Fifty years ago the Denton Reporter revealed how an enterprising teenage trio clubbed together £40 to buy the red bus which had run on overhead electric cables from the city centre to Ashton, Audenshaw, Denton and Haughton Green.
The 11th hour rescue by 18-year-old Martin Ford, of Granada Road, Denton, and two friends from Sheffield, Dennis Vickers and James Widdowson, turned out to be the first stage of a long journey to its ultimate retirement destination.
Having formed the Manchester Trolleybus Preservation Society, they arranged for the bus to be towed from the Hyde Road depot in Ardwick to a haulage contractor’s yard on Manchester Road, Hyde, until a permanent home could be found.
After revisiting the 1966 Reporter story on our Nostalgia page in February, we had asked the question of what had happened to ‘fleet number 1344’ after the lads’ sterling efforts to restore the bus to its former glory.
Now a photo by David Potts from the Tameside Transport Collection Facebook group confirmed that the story had a happy ending.
‘Number 1344’ is very much still going at the Trolleybus Museum, Sandtoft, near Doncaster.
Built in 1955, it was one of the last trolleybuses bought by Manchester Corporation. Less than a decade later it was among the first to be taken out of service.
The museum’s website reveals that the society managed to secure a covered space at the Oldham Corporation depot for the bus which was moved there in March 1966.
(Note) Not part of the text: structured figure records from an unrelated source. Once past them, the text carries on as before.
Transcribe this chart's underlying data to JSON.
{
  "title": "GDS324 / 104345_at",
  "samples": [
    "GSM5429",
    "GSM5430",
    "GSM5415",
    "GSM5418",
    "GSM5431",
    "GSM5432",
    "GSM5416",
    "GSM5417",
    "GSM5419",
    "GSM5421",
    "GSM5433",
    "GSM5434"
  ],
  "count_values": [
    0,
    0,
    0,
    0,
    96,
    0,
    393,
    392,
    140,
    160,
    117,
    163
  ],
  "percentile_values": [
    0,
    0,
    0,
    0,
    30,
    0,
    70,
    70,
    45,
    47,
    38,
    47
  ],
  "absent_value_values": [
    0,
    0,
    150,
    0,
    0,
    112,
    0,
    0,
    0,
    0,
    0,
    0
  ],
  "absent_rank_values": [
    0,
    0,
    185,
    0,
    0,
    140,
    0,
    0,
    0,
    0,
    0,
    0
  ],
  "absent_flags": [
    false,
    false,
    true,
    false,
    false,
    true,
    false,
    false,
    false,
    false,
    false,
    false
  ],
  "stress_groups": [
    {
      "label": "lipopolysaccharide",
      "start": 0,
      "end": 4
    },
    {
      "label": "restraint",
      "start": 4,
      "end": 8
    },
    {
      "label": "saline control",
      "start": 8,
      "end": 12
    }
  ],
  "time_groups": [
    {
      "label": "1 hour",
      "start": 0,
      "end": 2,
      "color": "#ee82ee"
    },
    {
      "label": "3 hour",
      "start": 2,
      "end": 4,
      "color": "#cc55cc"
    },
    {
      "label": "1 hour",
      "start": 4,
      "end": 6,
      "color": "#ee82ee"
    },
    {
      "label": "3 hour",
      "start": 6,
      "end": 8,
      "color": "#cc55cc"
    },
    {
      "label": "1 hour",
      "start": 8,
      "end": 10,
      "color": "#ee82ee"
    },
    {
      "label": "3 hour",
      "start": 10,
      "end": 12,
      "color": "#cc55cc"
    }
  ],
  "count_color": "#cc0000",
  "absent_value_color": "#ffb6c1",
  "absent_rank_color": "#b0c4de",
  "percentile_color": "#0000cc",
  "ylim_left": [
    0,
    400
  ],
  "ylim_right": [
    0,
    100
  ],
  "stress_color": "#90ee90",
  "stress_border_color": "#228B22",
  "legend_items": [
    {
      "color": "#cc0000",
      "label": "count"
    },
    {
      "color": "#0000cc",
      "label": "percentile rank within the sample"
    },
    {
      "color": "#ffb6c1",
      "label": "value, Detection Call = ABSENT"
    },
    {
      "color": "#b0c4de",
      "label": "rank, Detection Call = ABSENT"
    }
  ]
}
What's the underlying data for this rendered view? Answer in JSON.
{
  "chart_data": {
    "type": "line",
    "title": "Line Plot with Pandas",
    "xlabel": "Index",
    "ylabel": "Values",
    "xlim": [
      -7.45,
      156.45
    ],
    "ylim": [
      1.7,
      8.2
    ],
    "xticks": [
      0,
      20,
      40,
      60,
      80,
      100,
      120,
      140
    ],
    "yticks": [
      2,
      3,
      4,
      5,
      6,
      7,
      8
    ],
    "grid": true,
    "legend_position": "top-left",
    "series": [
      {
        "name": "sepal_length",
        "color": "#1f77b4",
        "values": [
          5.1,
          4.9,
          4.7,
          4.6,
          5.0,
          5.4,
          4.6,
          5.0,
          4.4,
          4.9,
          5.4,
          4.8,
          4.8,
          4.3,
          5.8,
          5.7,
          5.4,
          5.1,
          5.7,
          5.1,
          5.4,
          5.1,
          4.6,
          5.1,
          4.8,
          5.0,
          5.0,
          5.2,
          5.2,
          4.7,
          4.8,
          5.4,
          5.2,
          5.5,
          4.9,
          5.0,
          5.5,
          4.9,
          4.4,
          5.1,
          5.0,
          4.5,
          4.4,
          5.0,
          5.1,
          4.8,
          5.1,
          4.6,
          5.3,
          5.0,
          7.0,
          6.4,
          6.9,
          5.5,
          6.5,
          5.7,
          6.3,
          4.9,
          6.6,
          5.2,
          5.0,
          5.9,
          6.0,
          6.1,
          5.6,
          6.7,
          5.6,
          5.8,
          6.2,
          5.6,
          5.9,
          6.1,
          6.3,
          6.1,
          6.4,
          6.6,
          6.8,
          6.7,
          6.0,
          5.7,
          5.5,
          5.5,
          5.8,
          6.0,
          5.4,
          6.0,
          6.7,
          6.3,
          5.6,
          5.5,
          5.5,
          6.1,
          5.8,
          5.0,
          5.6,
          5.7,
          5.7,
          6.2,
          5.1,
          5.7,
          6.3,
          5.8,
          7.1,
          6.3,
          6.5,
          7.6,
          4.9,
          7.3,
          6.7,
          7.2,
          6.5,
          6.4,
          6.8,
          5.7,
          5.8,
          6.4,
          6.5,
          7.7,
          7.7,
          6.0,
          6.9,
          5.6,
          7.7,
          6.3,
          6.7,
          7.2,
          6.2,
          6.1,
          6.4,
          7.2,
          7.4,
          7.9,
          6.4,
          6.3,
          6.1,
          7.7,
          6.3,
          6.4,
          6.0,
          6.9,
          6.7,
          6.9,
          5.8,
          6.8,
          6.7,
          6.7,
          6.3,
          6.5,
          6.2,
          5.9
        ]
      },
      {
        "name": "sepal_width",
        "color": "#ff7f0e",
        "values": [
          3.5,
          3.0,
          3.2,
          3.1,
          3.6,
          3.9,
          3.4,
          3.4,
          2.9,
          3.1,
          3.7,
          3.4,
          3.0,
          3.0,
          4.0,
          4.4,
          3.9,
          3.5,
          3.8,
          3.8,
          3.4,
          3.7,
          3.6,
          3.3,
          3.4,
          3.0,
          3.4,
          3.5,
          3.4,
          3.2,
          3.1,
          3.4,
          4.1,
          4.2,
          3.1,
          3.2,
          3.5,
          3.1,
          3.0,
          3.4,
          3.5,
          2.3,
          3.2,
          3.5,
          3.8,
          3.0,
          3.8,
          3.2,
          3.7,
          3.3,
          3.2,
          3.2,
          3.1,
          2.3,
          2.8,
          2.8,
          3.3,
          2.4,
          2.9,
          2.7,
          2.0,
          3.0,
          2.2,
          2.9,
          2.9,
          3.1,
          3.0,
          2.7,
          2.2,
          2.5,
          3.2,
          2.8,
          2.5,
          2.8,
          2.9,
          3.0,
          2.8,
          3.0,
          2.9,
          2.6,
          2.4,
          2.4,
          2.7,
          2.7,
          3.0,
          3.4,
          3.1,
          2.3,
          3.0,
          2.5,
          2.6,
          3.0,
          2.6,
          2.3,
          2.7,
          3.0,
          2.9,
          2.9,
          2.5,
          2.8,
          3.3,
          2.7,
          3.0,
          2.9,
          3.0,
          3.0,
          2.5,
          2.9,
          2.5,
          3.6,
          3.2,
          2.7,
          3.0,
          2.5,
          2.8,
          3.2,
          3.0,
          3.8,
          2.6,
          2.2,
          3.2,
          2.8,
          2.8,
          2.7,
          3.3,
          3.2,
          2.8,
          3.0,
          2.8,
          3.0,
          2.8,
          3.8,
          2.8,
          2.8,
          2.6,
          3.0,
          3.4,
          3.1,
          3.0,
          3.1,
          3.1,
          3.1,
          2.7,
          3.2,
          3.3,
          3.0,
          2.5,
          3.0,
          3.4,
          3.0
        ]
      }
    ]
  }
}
“Whilst there, the MTPS members were able to keep 1344’s paintwork in good condition and special ‘last day’ posters were applied so she could be used on the final day of the Manchester system - December 31, 1966. Indeed, 1344 was to be the very last trolleybus to operate in Manchester, driven by Samuel Ford, Martin’s father.”
The following year, a merger with another society saw the bus rehoused to Belton, Lincolnshire, until 1973 when it was transferred to the museum in Sandtoft.
Fast forward to 2011, following an extensive restoration 1344 was recommissioned back into regular service at the museum where it continues to operate.